Clinical Image - International Journal of Clinical & Medical Images (2015) Volume 2, Issue 2
Author(s): Andreani A* and Cappiello G
A 35-year-old ex-smoker varnisher man presented at our attention for a few days history of left thoracic pain, low-grade fever, asthenia, swelling of both parotid glands and dry eyes. Once excluded cardiac diseases, we performed physical examination which only revealed enlargement of both parotid glands (this was also confirmed from ultrasonography of the parotid glands; (Figure 1) and bloodshot eyes (with uveitis, as stated by the Ophthalmologist). The chest radiograph (Figure 2) showed the presence of bilateral hilar lyphoadenopathy. We so performed computed tomography of the thorax which confirmed the presence of lymphoadenopathy in paratracheal, subcarinal and hylar station associated with bilateral interstitial tickening of lung parenchyma (Figure 3).

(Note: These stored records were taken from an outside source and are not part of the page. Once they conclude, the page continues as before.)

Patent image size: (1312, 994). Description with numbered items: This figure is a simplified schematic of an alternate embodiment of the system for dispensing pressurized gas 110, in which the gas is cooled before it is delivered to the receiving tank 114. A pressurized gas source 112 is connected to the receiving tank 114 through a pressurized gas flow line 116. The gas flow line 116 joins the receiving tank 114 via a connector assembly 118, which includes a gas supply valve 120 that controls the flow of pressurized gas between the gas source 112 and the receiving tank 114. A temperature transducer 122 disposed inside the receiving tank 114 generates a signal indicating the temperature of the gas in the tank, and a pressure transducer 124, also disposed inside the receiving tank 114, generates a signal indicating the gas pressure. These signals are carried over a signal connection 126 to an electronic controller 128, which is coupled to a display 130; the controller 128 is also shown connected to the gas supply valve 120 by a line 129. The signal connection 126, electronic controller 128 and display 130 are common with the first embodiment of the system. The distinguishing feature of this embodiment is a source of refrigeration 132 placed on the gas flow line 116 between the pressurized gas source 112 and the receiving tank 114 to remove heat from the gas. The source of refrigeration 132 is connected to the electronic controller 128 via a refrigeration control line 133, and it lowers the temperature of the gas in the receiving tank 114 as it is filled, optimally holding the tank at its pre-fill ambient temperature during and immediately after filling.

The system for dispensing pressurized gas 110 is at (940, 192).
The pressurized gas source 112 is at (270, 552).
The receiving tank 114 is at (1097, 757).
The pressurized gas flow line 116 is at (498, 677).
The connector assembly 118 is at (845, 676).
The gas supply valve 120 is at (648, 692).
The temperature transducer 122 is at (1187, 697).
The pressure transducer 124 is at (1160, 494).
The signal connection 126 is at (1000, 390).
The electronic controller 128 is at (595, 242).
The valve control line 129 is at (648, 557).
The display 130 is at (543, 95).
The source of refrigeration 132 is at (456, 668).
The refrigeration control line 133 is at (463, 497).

We performed bronchoscopy with transbronchial needle aspiration (TBNA) (using a histologic 19 G needle) in subcarinal station (station number 7 according to IASCL lymph node map) and in right interlobar station (station R11).
Pathological tissue demostrated the presence of non-caseating granulomas without necrosis (Figure 4). He was given a diagnosis of Heerfordt’s syndrome, a rare form of sarcoidosis (present only in 6% of the cases of sarcoidosis) charactherized by the presence of enlargement of the parotid gland associated with major symptoms as uveitis, facial paralysis (absent in our case) or fever [1,2]. He was started on 50 mg of prednisone daily, and at follow-up 15 days later, he was completely asymphtomatic (and the swelling and bloodshot eyes resolved).